European regulators have promised a thorough investigation into Germany's plans to create a bad bank that would absorb state-owned WestLB's toxic assets.

https://p.dw.com/p/LAxs
A crane hook hangs in front of a WestLB branch in Düsseldorf
WestLB was hit hard by the global financial crisisImage: picture-alliance/ dpa

The European Commission has temporarily approved plans by the German government create a so-called "bad bank" that would absorb toxic assets from the state-owned bank WestLB.

European Union regulators gave the approval "because it is necessary for reasons of financial stability," they said in a statement. They also promised to open an in-depth investigation into the bad bank plans amid doubts that the lender would pass state aid tests.

The German government would create the bad bank, officially called a "winding down institute," with a transfer of 85.1 billion euros ($121.4 billion) of WestLB's toxic and non-strategic assets.

Germany has provided three billion euros ($4.3 billion) in aid to set up the bank – an amount that European Competition Commissioner Neelie Kroes said surprised her.
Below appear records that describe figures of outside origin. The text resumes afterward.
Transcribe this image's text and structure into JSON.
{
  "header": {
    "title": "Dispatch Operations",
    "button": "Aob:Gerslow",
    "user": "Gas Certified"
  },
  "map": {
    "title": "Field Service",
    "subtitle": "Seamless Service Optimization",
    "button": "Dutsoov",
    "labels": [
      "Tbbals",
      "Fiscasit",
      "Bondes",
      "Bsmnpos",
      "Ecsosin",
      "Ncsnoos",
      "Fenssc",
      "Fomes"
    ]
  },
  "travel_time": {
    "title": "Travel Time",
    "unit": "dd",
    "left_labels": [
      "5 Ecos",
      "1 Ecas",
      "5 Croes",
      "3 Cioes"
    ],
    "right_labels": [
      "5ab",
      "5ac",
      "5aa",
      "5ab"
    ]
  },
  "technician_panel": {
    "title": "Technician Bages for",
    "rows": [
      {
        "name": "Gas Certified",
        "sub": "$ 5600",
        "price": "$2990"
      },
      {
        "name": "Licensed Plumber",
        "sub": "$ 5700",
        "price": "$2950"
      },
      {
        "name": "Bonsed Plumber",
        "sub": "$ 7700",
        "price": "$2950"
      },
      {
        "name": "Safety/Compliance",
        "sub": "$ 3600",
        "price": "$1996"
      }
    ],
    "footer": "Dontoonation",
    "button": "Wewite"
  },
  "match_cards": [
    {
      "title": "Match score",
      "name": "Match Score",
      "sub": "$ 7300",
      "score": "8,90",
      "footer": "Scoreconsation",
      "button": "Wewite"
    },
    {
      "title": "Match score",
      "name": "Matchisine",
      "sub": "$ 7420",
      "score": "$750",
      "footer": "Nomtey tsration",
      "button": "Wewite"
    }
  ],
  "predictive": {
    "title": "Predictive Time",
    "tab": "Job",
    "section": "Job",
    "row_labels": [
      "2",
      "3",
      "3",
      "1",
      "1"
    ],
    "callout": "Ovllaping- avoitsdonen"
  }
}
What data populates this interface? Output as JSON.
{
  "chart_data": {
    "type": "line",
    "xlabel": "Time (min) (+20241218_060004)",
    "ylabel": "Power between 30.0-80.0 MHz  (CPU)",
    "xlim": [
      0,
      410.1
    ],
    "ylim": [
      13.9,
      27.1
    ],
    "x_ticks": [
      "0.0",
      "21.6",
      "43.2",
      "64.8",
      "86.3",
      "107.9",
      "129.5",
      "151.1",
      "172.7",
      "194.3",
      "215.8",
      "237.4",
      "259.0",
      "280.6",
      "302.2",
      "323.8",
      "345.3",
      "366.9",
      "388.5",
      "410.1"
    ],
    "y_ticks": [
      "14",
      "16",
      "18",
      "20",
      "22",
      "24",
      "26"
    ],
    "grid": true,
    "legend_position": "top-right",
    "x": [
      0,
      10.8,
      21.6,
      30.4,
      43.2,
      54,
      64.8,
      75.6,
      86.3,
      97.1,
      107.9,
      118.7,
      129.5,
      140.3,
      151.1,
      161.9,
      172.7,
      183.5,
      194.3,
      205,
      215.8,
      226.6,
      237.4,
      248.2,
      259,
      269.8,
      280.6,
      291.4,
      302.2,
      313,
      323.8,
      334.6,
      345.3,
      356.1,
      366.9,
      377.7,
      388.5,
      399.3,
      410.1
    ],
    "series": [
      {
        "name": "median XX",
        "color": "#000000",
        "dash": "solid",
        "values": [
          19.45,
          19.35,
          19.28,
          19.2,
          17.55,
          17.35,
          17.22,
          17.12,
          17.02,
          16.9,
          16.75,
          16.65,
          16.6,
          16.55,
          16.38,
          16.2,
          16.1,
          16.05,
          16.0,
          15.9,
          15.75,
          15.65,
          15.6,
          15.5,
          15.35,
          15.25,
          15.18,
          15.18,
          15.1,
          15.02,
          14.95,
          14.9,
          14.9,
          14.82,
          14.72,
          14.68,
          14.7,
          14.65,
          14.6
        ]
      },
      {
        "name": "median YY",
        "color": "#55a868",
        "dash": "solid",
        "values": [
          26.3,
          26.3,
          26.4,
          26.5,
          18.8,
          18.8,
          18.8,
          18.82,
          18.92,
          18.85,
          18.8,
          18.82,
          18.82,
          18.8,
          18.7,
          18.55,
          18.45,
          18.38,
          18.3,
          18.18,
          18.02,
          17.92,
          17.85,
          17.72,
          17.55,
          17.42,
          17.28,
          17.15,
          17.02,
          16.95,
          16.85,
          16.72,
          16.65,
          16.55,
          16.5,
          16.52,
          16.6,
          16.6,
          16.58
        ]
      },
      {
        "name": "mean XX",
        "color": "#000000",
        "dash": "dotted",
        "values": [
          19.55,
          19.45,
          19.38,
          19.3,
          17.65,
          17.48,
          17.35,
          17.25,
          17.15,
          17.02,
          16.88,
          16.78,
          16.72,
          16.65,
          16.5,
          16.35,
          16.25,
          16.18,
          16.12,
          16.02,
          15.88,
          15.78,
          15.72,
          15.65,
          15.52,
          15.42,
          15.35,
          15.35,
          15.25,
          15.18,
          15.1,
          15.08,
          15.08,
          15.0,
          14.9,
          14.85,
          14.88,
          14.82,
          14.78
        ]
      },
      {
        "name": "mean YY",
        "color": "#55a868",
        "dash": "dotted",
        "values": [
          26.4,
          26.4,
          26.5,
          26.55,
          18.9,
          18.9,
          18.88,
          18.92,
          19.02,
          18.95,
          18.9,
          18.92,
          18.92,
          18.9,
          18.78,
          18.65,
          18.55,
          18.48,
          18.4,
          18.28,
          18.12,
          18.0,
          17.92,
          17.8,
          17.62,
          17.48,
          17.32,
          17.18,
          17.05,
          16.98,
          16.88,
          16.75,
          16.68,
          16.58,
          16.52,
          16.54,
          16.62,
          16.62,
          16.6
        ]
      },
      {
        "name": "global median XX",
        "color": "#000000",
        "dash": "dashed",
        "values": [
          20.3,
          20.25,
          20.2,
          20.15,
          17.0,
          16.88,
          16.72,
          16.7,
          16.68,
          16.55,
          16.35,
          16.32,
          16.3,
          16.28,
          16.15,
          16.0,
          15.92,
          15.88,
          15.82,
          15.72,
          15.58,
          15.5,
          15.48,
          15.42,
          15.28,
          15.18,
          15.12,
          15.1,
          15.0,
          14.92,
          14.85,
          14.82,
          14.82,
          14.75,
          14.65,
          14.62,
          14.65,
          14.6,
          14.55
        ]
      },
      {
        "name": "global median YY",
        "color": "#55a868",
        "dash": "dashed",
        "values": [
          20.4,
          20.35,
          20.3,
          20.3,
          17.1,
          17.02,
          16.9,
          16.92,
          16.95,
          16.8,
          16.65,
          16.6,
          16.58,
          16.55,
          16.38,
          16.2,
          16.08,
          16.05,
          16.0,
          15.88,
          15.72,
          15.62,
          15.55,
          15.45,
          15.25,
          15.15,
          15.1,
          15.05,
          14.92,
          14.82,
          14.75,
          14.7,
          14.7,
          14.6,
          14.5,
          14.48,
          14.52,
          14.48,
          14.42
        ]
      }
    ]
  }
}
"The setting up of the bad bank shows that WestLB's restructuring process is underway," Kroes said. "However I am surprised about the level of the additional aid required and will make sure that the new aid is fully compatible with EU state aid rules."

When bad banks are good

Creation of the bad bank is part of WestLB's restructuring plans, drawn up after the struggling bank got EU approval for five billion euros in guarantees from its owners last year.

The approval came on the condition that WestLB would abandon high-risk areas of business, halve its assets within two years and sell itself to private owners by the end of 2011. The bank's shareholders are also giving an additional one billion euros in guarantees to comply with German bad bank regulations.

Bad banks are created when state-guaranteed banks need to unload loans which have lost most or all of their value. These "toxic assets" are concentrated in the bad bank until they eventually recover, ideally reducing the cost of saving the state bank to taxpayers.